Педагогические размышления. Сборник - Семен Калабалин Страница 8
Педагогические размышления. Сборник - Семен Калабалин читать онлайн бесплатно
Оказывается, что нужна не просто собака, а обязательно злая. Это понятно, злая собака – хороший сторож. Но оказывается также, что есть только один способ сделать собаку злой: того, кто помог выиграть или украсть собаку, надо избить цыганским кнутом. Я не видел в этом никакой логики, но, к сожалению, мои взгляды никого не интересовали. И вот пока я лежал на земле, и мир крутился передо мной, и в голове у меня шумело, и я не мог отличить бред от яви, мой приёмный отец нанёс мне десять ударов цыганским кнутом.

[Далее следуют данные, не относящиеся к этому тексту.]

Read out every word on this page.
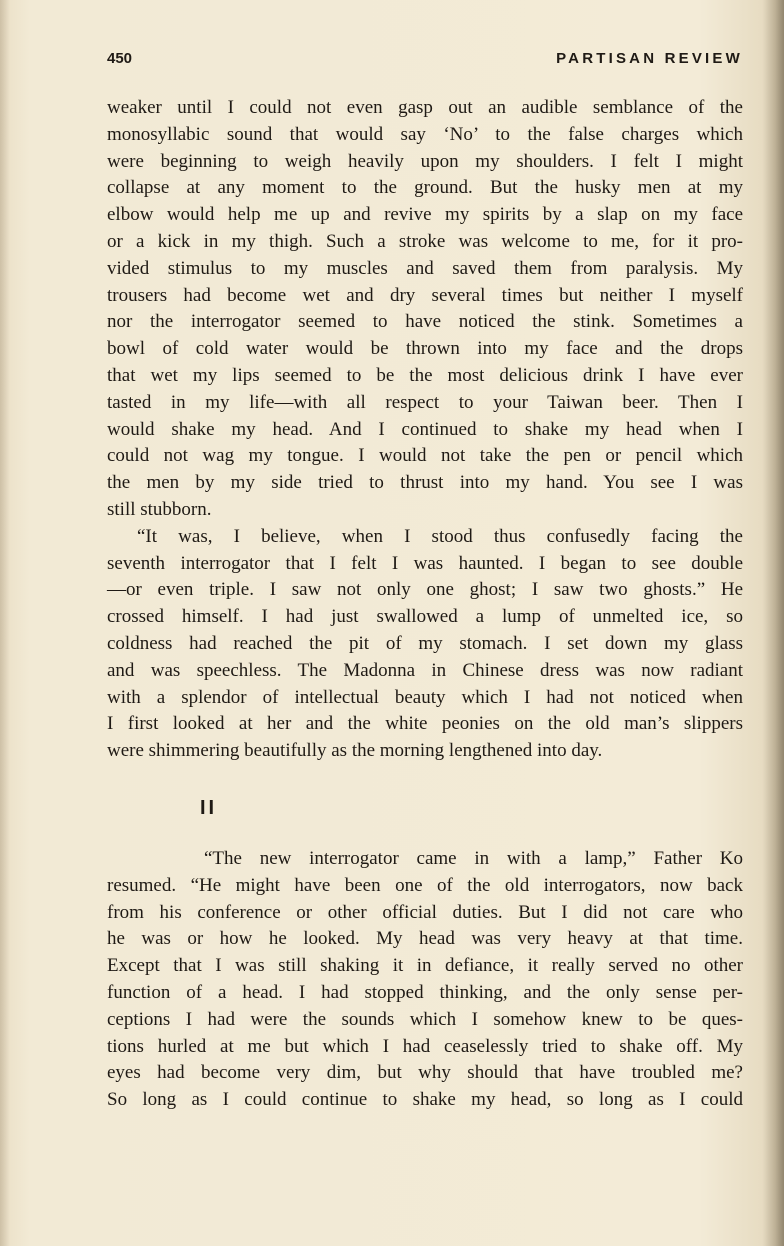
450	PARTISAN REVIEW
weaker until I could not even gasp out an audible semblance of the
monosyllabic sound that would say ‘No’ to the false charges which
were beginning to weigh heavily upon my shoulders. I felt I might
collapse at any moment to the ground. But the husky men at my
elbow would help me up and revive my spirits by a slap on my face
or a kick in my thigh. Such a stroke was welcome to me, for it pro-
vided stimulus to my muscles and saved them from paralysis. My
trousers had become wet and dry several times but neither I myself
nor the interrogator seemed to have noticed the stink. Sometimes a
bowl of cold water would be thrown into my face and the drops
that wet my lips seemed to be the most delicious drink I have ever
tasted in my life—with all respect to your Taiwan beer. Then I
would shake my head. And I continued to shake my head when I
could not wag my tongue. I would not take the pen or pencil which
the men by my side tried to thrust into my hand. You see I was
still stubborn.
“It was, I believe, when I stood thus confusedly facing the
seventh interrogator that I felt I was haunted. I began to see double
—or even triple. I saw not only one ghost; I saw two ghosts.” He
crossed himself. I had just swallowed a lump of unmelted ice, so
coldness had reached the pit of my stomach. I set down my glass
and was speechless. The Madonna in Chinese dress was now radiant
with a splendor of intellectual beauty which I had not noticed when
I first looked at her and the white peonies on the old man’s slippers
were shimmering beautifully as the morning lengthened into day.
II
“The new interrogator came in with a lamp,” Father Ko
resumed. “He might have been one of the old interrogators, now back
from his conference or other official duties. But I did not care who
he was or how he looked. My head was very heavy at that time.
Except that I was still shaking it in defiance, it really served no other
function of a head. I had stopped thinking, and the only sense per-
ceptions I had were the sounds which I somehow knew to be ques-
tions hurled at me but which I had ceaselessly tried to shake off. My
eyes had become very dim, but why should that have troubled me?
So long as I could continue to shake my head, so long as I could
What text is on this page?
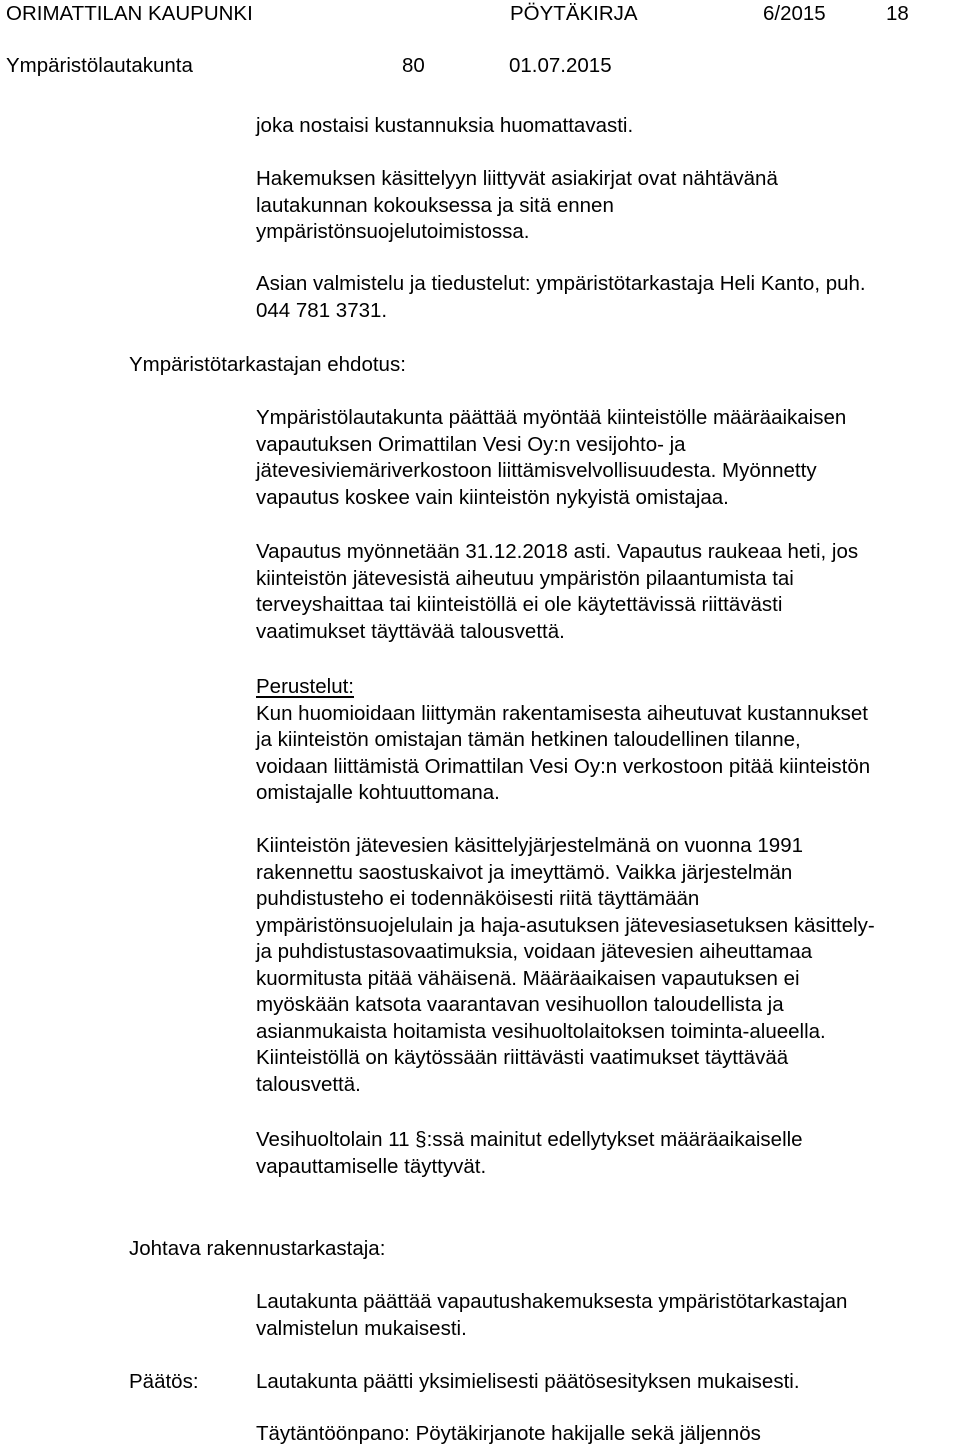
ORIMATTILAN KAUPUNKI	PÖYTÄKIRJA	6/2015	18
Ympäristölautakunta	80	01.07.2015

joka nostaisi kustannuksia huomattavasti.

Hakemuksen käsittelyyn liittyvät asiakirjat ovat nähtävänä

lautakunnan kokouksessa ja sitä ennen

ympäristönsuojelutoimistossa.

Asian valmistelu ja tiedustelut: ympäristötarkastaja Heli Kanto, puh.

044 781 3731.

Ympäristötarkastajan ehdotus:

Ympäristölautakunta päättää myöntää kiinteistölle määräaikaisen

vapautuksen Orimattilan Vesi Oy:n vesijohto- ja

jätevesiviemäriverkostoon liittämisvelvollisuudesta. Myönnetty

vapautus koskee vain kiinteistön nykyistä omistajaa.

Vapautus myönnetään 31.12.2018 asti. Vapautus raukeaa heti, jos

kiinteistön jätevesistä aiheutuu ympäristön pilaantumista tai

terveyshaittaa tai kiinteistöllä ei ole käytettävissä riittävästi

vaatimukset täyttävää talousvettä.

Perustelut:

Kun huomioidaan liittymän rakentamisesta aiheutuvat kustannukset

ja kiinteistön omistajan tämän hetkinen taloudellinen tilanne,

voidaan liittämistä Orimattilan Vesi Oy:n verkostoon pitää kiinteistön

omistajalle kohtuuttomana.

Kiinteistön jätevesien käsittelyjärjestelmänä on vuonna 1991

rakennettu saostuskaivot ja imeyttämö. Vaikka järjestelmän

puhdistusteho ei todennäköisesti riitä täyttämään

ympäristönsuojelulain ja haja-asutuksen jätevesiasetuksen käsittely-

ja puhdistustasovaatimuksia, voidaan jätevesien aiheuttamaa

kuormitusta pitää vähäisenä. Määräaikaisen vapautuksen ei

myöskään katsota vaarantavan vesihuollon taloudellista ja

asianmukaista hoitamista vesihuoltolaitoksen toiminta-alueella.

Kiinteistöllä on käytössään riittävästi vaatimukset täyttävää

talousvettä.

Vesihuoltolain 11 §:ssä mainitut edellytykset määräaikaiselle

vapauttamiselle täyttyvät.

Johtava rakennustarkastaja:

Lautakunta päättää vapautushakemuksesta ympäristötarkastajan

valmistelun mukaisesti.

Päätös:	Lautakunta päätti yksimielisesti päätösesityksen mukaisesti.

Täytäntöönpano: Pöytäkirjanote hakijalle sekä jäljennös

Надо знать, что такое цыганский кнут! Если бить умеючи, им не трудно убить человека. Наверное, приёмный отец бил не в полную силу. Он не испытывал ко мне никакого зла. Наоборот, вероятно, он был мне благодарен за то, что я ему выиграл собаку. Он просто вынужден был исполнить обычай. Ему пришлось меня бить, потому что иначе собака не стала бы злой и всё соревнование пошло бы впустую. Такова была, как я себе представляю, его точка зрения.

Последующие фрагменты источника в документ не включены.